La rivoluzione del trasporto pubblico sul Titano ha già i numeri del successo prima ancora di accendere i motori. A pochi giorni dal debutto ufficiale di “Smuvi”, il nuovo sistema di trasporto a chiamata, si registra una vera e propria corsa al download dell’applicazione. In un comunicato diffuso dall’Azienda Autonoma di Stato per i Servizi Pubblici (AASS), si parla di “centinaia di iscrizioni” e di un volume eccezionale di richieste di informazioni, segno che la cittadinanza è pronta ad accogliere quella che viene definita una “svolta epocale” per la mobilità della Repubblica.
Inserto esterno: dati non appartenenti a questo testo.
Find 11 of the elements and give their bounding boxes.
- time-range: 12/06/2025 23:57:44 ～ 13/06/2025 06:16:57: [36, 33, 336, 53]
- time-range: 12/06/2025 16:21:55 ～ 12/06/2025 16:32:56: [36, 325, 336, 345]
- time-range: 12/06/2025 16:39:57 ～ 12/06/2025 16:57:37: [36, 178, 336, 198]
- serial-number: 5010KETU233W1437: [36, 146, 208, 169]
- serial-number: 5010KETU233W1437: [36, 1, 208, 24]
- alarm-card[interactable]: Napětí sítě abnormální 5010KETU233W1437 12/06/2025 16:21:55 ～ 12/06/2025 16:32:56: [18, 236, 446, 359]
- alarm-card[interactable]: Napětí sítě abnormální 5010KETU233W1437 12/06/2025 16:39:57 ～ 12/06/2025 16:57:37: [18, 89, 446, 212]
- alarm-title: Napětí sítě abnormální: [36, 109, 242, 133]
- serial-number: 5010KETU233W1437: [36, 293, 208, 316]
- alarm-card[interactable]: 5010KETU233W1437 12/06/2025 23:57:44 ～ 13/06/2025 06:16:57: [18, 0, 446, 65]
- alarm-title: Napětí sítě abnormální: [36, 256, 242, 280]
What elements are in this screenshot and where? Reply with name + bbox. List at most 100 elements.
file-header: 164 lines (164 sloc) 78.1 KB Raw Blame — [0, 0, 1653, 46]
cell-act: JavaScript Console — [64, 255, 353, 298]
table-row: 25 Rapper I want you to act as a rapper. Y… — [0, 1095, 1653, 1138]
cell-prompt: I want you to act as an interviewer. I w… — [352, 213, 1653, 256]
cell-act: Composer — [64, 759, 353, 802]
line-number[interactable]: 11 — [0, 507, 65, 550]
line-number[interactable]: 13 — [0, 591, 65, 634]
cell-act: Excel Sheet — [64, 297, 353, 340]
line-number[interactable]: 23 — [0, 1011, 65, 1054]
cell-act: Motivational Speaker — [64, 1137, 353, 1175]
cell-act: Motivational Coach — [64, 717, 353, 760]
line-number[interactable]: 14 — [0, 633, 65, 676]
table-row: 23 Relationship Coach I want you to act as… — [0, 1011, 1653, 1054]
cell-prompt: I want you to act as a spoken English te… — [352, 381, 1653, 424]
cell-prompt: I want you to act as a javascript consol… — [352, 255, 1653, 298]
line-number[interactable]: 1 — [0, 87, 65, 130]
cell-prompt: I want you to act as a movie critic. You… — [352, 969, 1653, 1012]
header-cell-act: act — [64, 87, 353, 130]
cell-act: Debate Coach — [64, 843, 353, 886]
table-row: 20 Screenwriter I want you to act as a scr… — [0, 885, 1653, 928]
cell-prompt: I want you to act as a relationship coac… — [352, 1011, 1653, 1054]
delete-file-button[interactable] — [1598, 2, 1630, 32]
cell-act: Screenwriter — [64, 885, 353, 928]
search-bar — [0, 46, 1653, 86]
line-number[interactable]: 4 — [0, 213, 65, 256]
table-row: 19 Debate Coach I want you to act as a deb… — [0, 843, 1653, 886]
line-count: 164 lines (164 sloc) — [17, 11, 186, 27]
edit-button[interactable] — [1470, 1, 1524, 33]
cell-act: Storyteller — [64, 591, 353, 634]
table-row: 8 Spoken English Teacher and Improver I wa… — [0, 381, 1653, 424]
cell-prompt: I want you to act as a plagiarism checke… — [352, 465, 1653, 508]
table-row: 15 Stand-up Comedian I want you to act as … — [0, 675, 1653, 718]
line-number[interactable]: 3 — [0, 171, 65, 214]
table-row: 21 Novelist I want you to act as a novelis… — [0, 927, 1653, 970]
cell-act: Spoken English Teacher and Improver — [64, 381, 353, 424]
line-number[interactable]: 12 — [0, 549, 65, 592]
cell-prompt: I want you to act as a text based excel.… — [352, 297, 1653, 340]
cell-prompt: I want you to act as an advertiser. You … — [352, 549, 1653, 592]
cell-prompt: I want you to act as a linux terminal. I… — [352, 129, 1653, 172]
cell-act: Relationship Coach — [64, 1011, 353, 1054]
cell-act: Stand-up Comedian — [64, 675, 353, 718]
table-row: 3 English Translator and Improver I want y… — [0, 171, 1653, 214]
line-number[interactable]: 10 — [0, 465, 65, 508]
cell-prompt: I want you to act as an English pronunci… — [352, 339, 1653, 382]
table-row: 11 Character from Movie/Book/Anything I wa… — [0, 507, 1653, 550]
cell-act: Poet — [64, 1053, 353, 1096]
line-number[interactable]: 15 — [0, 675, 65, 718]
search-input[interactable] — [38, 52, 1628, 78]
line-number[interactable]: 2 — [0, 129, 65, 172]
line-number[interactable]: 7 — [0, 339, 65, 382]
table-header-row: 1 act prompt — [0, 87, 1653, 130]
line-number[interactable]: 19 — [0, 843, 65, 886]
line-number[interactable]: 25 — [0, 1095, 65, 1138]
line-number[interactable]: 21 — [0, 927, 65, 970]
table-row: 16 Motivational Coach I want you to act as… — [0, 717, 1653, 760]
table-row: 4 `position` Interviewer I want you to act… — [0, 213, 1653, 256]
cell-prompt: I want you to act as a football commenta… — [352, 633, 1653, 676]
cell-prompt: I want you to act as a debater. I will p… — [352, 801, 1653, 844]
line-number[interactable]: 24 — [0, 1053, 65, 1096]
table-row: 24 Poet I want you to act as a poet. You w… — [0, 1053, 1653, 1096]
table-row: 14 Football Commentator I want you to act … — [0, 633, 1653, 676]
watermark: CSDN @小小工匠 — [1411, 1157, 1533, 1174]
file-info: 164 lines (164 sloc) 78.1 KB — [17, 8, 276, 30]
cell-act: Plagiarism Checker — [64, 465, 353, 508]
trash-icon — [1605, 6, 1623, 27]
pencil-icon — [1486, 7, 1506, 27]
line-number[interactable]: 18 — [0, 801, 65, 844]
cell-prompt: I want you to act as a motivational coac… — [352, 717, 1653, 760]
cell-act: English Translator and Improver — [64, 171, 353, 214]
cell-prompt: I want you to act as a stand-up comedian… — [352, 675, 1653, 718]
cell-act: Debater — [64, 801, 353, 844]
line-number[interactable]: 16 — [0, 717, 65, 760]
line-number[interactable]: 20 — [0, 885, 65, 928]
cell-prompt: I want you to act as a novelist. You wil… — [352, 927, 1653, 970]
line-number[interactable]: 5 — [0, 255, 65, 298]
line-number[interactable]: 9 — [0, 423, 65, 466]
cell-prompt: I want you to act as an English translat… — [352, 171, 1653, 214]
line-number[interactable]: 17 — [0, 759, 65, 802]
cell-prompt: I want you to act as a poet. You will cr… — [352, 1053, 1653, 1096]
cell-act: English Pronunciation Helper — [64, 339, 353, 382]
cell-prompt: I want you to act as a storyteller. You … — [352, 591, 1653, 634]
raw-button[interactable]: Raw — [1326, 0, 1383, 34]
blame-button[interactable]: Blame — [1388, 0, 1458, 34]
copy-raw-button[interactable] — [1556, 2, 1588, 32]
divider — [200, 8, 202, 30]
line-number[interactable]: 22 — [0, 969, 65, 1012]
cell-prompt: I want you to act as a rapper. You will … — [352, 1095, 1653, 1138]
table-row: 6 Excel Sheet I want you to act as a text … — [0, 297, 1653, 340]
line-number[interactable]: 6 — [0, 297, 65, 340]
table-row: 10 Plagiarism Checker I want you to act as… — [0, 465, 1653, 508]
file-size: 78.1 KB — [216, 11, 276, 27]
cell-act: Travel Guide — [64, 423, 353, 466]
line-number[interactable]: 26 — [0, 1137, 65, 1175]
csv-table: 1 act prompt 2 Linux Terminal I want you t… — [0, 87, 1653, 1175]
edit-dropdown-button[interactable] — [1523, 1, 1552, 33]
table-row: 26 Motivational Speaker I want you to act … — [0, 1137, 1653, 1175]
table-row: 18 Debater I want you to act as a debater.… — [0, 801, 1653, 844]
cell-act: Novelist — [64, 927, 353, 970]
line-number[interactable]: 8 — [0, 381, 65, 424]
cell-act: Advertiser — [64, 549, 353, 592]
L’iniziativa, promossa dall’AASS per modernizzare i collegamenti interni, punta tutto sull’abbattimento delle barriere. Di fronte al “fermento senza precedenti” registrato in queste ore sui social e ai canali diretti dell’azienda, i vertici dei servizi pubblici hanno voluto chiarire un aspetto fondamentale: la gratuità del servizio, garantita fino al 30 settembre 2026, non sarà un privilegio per pochi. “L’accessibilità universale è il valore cardine dell’operazione”, spiega la nota, precisando che il biglietto gratuito è un investimento collettivo esteso a chiunque si trovi sul territorio.
Non solo cittadini sammarinesi, dunque. Il servizio è aperto a residenti, turisti, lavoratori pendolari e, aspetto cruciale per la tenuta sociale del Paese, ai collaboratori domestici. Una specifica necessaria per rassicurare tutte quelle figure che garantiscono il benessere delle famiglie, permettendo loro di muoversi agevolmente anche verso i Castelli più periferici senza l’obbligo dell’auto privata.
Il funzionamento di Smuvi segna l’addio alle linee statiche e agli orari rigidi. Attraverso l’app dedicata (disponibile su Apple Store e Google Play) o una semplice telefonata, l’autobus si muove su richiesta dell’utente. Una flessibilità pensata per garantire collegamenti capillari anche nelle fasce orarie serali e nei giorni festivi, momenti in cui il trasporto tradizionale ha sempre mostrato il fianco.
L’obiettivo dichiarato è quello di una “Repubblica Smart”, dove la mobilità diventa un diritto effettivo e uno strumento di “democrazia urbana”. Incentivare l’abbandono del mezzo privato a favore di un sistema condiviso e tecnologico non serve solo a ridurre il traffico e le emissioni, ma a ridisegnare la qualità della vita di chi vive e lavora a San Marino. Per salire a bordo, basta uno smartphone: la caccia al QR code è già iniziata.